No es costumbre instalada en nuestro cuerpo político voltear a donde están los damnificados por desastres como el que hemos vivido en estos dos años. Menos ahora cuando sus pobladores viven autosatisfechos de su calidad de ‘clase’ en sí y para sí, como diría algún marxista trasnochado.
Algo ocurrió en nuestro trayecto hacia una comunidad política madura, en el camino se quedó el más elemental de los mandamientos de toda buena política de Estado, mucho más si se la quiere democrática. El mandato establece con claridad meridiana, probada por milenios de historia, que el primer deber del gobernante es velar por la seguridad de sus ciudadanos, súbditos o seguidores; no acatarlo, lo sabían los antiguos, llevaba a la indiferencia mutua de gobernados y gobernantes, erosionando el régimen cuando no a la comunidad toda.
Así ha ocurrido, y sigue ocurriendo, en la historia de las comunidades humanas, de eso hablan los sucesivos éxodos de pueblos enteros que se mueven entre países o, como ocurre ya con nosotros, entre regiones y localidades dentro del territorio que, se dice, sigue bajo el resguardo del Estado y sus fuerzas del orden.
Ahora, centenares de miles de mexicanos se mudan ya no solo para mejorar sus condiciones materiales sino para sobrevivir, y se topan con la cruel realidad de que en el lugar escogido para el resguardo las cosas están peor. Ahí están para dar testimonio de la inseguridad creciente los habitantes de vastos territorios michoacanos y de regiones costeras de Colima, colindantes con el incendiado Michoacán.

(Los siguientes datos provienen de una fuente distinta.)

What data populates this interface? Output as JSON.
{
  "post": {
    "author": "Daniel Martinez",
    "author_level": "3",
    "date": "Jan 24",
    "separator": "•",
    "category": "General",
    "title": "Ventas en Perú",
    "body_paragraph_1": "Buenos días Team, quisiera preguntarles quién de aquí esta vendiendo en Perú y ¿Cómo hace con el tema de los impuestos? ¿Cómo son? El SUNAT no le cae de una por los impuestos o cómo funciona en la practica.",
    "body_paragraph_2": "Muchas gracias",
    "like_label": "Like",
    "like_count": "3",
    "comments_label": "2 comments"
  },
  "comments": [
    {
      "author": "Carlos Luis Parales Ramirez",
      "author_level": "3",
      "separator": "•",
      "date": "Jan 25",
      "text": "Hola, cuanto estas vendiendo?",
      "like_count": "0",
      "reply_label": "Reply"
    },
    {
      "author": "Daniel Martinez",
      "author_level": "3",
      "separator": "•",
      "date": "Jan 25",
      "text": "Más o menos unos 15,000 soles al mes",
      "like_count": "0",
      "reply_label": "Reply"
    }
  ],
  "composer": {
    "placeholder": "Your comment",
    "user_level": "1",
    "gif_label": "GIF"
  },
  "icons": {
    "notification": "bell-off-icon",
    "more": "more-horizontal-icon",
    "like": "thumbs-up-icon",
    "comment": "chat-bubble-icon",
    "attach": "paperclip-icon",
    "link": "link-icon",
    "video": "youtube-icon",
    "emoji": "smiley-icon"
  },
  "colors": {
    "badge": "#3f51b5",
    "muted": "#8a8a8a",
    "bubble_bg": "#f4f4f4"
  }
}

Un componente obligado de la seguridad de las personas es el del bienestar material básico, que en su mayoría depende de la provisión suficiente y oportuna de bienes públicos por parte de los gobiernos y del Estado en su conjunto. Aunque hoy haya de nuevo que singularizar lo básico de lo básico: cuidado de la salud, prevención y atención a la enfermedad, acceso a la buena educación, contar infraestructura mínima necesaria para que los educandos no solo se hagan de conocimientos generales, sino que se formen, y que tengan oportunidades de ascenso en la escala profesional.
Las cuentas no son alegres en ninguna de estas asignaturas; los mexicanos no solo se sienten inseguros sino vulnerables económica y socialmente, hasta llegar al fondo de la sociedad que se ha repoblado por nuevos pobres que en masa acentúan la desigualdad originaria y que, tan solo para asegurar el sustento primario, extienden sin fecha de término una heterogeneidad estructural que lleva a ingresos ínfimos y cuotas de productividad insignificantes.
Estas carencias e insuficiencias deberían bastar para configurar un programa nacional de rescate y reconstrucción y empezar a caminar hacia un nuevo rumbo para el desarrollo nacional. Sin estos componentes, no hay proyecto nacional que pueda reclamar apoyo y legitimidad de la ciudadanía. Tampoco es de esperar que soslayando nuestras carencias se mantenga en el tiempo y se afirme en el territorio la aprobación popular.
Las bases de la discordia y la división están sentadas por tanta pobreza y tan aguda y prepotente desigualdad. Evitar que se vuelva, de nuevo, credo de ilusa reivindicación puede probarse, mas pronto que tarde, un espejismo destructivo.
Hablando de responsabilidades y razón de Estado, que es de lo que a veces hablan nuestros gobernantes, un deber de justicia es erradicar la pobreza y las desigualdades, temas y problemas básicos que solo desde el Estado, que decimos democrático, pueden encararse y empezar a superarse. Sin este compromiso básico, no puede sino sobrevenir el “sálvese quien pueda y el todos contra todos”.